Chapter VII
The Envy of the Neighborhood
They say it’s supposed to be cooler tomorrow. But like Orphan Annie put it, that’s always a day away. (And the goblins’ll get ya if ya don’t watch out.)
What makes it doubly frustrating is the idea that there’s people out there cooler off than we are, RIGHT NOW. And I don’t just mean wolves in the Yukon or Eskimo Piemakers. Is there some religious reason why you object to having an air conditioner?
All right, all right, don’t have a spaz; it was just a suggestion. Quit being such a grouch.
I mean, it’s not like I’m some pampered la-de-da debutante who’s never been un-air-conditioned. We didn’t have one in Marble Orchard; we had porches instead. Front porch, side porch, back porch—all full of gliders and rockers and suchlike. We’d sit out there to catch the breeze and swat the bugs and gulp lemonade and so on.

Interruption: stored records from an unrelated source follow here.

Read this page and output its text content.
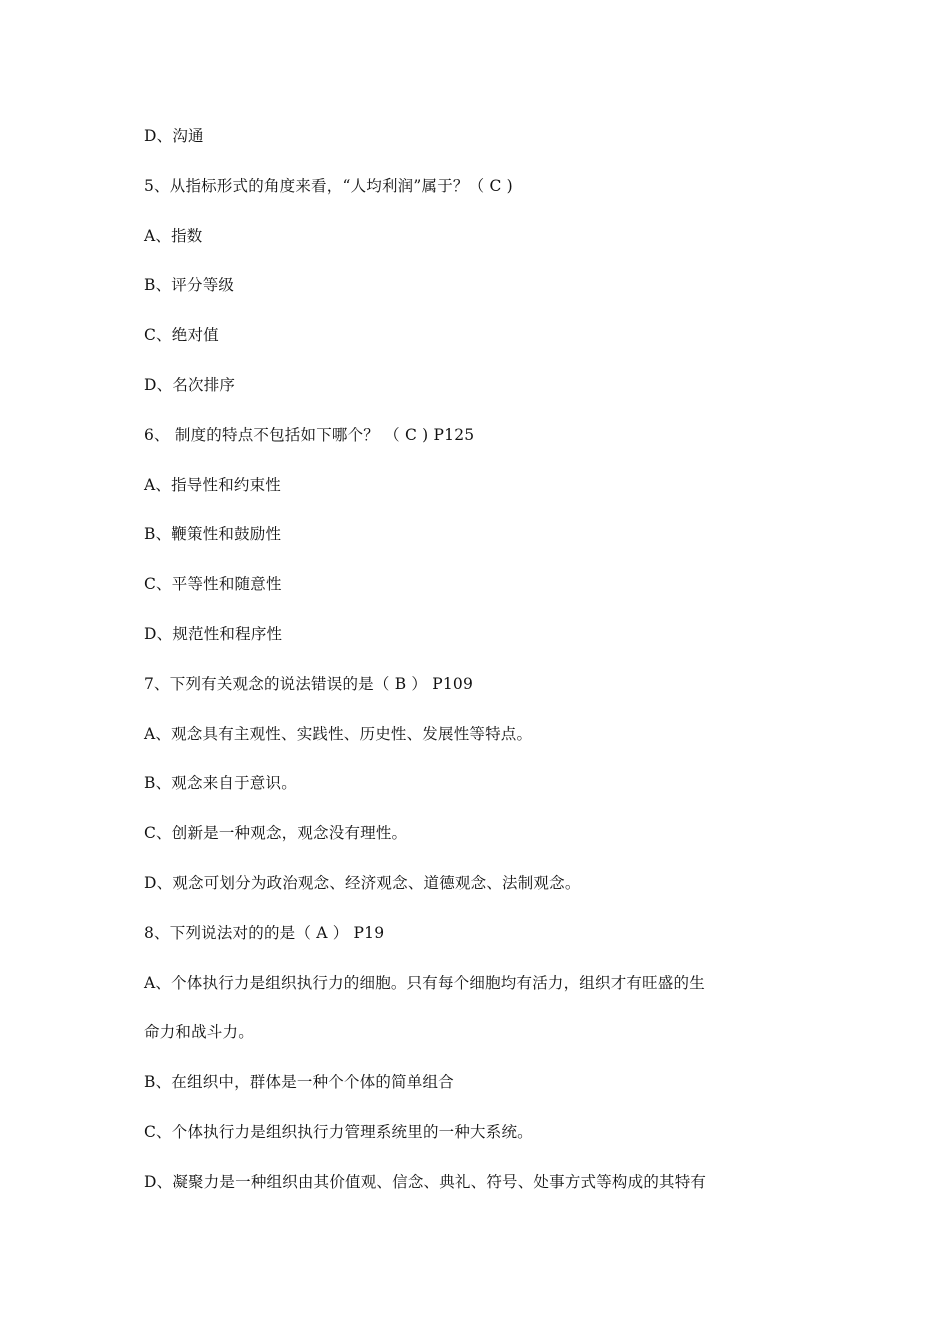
D、沟通
5、从指标形式的角度来看，“人均利润”属于？（ C )
A、指数
B、评分等级
C、绝对值
D、名次排序
6、 制度的特点不包括如下哪个？ （ C ) P125
A、指导性和约束性
B、鞭策性和鼓励性
C、平等性和随意性
D、规范性和程序性
7、下列有关观念的说法错误的是（ B ） P109
A、观念具有主观性、实践性、历史性、发展性等特点。
B、观念来自于意识。
C、创新是一种观念，观念没有理性。
D、观念可划分为政治观念、经济观念、道德观念、法制观念。
8、下列说法对的的是（ A ） P19
A、个体执行力是组织执行力的细胞。只有每个细胞均有活力，组织才有旺盛的生
命力和战斗力。
B、在组织中，群体是一种个个体的简单组合
C、个体执行力是组织执行力管理系统里的一种大系统。
D、凝聚力是一种组织由其价值观、信念、典礼、符号、处事方式等构成的其特有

(I’m going to make myself a little drink. You want anything? Did you get more Gilbey’s? Hey, this is vodka! Oog! Don’t you know how they make vodka? They pour rubbing alcohol over a peck of Polish potatoes! Oh well—thank God for V-8 juice, at least. Two Bloody Marys coming up—oops—um, make that one Bloody and one Hemophiliac.)

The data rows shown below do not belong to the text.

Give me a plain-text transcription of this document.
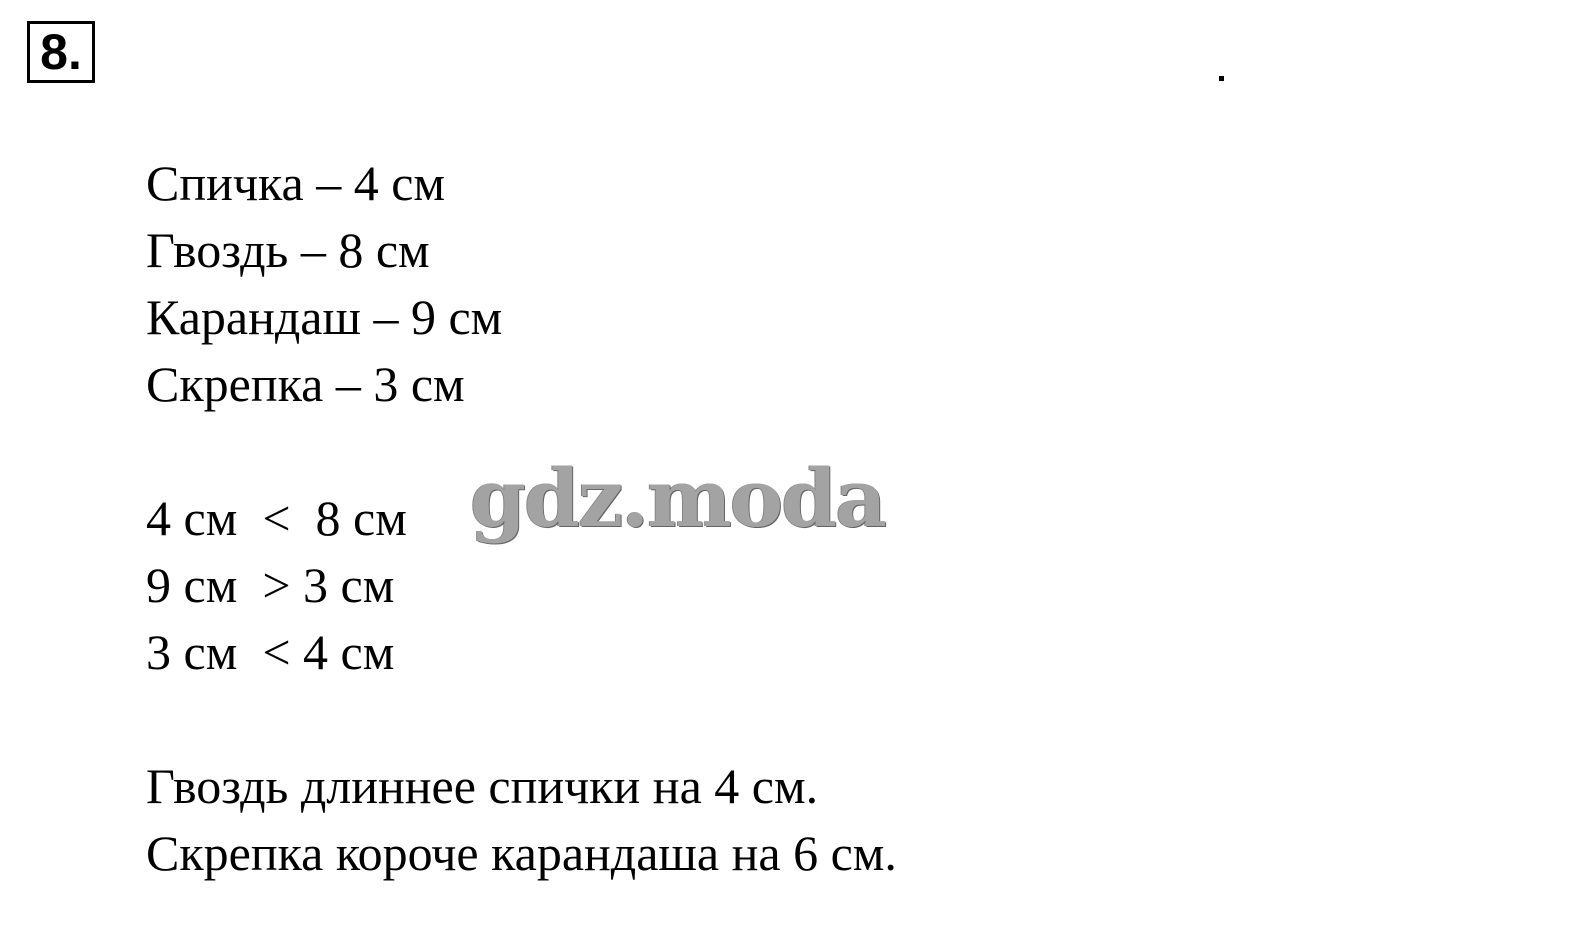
8.
Спичка – 4 см
Гвоздь – 8 см
Карандаш – 9 см
Скрепка – 3 см
4 см  <  8 см
9 см  > 3 см
3 см  < 4 см
Гвоздь длиннее спички на 4 см.
Скрепка короче карандаша на 6 см.
gdz.moda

So anyhoo... what was I talking about? What do you mean, “when?” All the time! Oh right, the House With All the Porches. It wasn’t that enormous indoors, but we had all those porches plus a treehouse out back and four acres of yard, including this big honking vegetable garden. Flowers too, but mostly veggies and berries and other edibobbles. For the longest time they had me convinced it was fun to work in that garden, pulling weeds and stuff. It even had a scarecrow called Clem, but he was mostly decorative so there was also this bell on a pole you could ring to send the crows packing. At family get-togethers I always got to ring the bell to signal dinnertime, ‘cause I was the youngest one there. And every time it just tore up Jerry-the-Creep Hungerford’s jealous guts, ‘cause he’d’ve been the youngest if I hadn’t happened along.
(Slurp.)
That garden. The stuff we grew—everything imaginable, right down to sprigs of parsley. Grampa Otto used to spend hours tending it and winning prizes for it and calling it “the envy of the neighborhood,” before he got sick. We didn’t grow it just to make the neighbors green-eyed, or even just to save money; Gramma’d say you could “taste the goodness” when something was homegrown. But then she always insisted on storebought potato salad, too; so there you are.
(Slurp.)
There was a brook out back that was too shallow for doing anything really adventurous, but you could paddle your feet in it on hot days. It was out along the railroad tracks. I got so used to hearing trains go by at night that I had a hard time falling asleep after I moved to Demortuis. We’d put pennies on the tracks, ‘cause Dougie-the-Kook Hungerford claimed you could derail a train that way; but none ever did. (Doug’s spent a few years in rehab, though.)
(Want a refill? These V-8 Marys kind of grow on you. Must be my green thumb.)
Have I told you yet about the treehouse? It was an actual sure-enough House in the Trees, straddling these colossal twin oaks I forget how many feet high, with real shingles on the roof and real glass in the window frames, and this real long rope to swing from. I remember the first time the Hungerfords took me up there, to show me the swing and where to jump from and so forth. “You’ve got to hold on tight, with both hands,” Mickey’s saying (he hadn’t bought the farm yet) when Jerry the Creep butts in: “Yeah! Otherwise you’ll wrap the rope around your neck and hang yourself!”
“Like Uncle Murgatroyd?” I say, and ad-lib this neat-o story about a mythical uncle who had hanged himself on the treehouse rope after getting jilted by a cruel figure skater named Heidi. Boy, did I lay it on—even had the Creep half-believing it, till I went “Heavens to Murgatroyd” in a Snagglepuss voice, and then he got mad and broke every commandment in the book by shoving me (the bastard!) so I stomped on his creepy bastard foot, and while he was hopping around it was easy to trip him and knock him on his sorry ass.
I learned some good cusswords that day.
(Slurp.)
(Thirsty tonight.)
I spent a lot of time up in that treehouse by myself. As much or more than in my regular bedroom, which was the little one back by the linen cupboard. It had this bitesized four-poster bed, just right for somebody my height but with the noisiest springs you ever did hear. Luckily this was ages before I started doing any serious bed-squoinketing. (I did lure Jeff Scolley up to the treehouse once or twice, but nothing happened—unless you count “overbite exploration.”)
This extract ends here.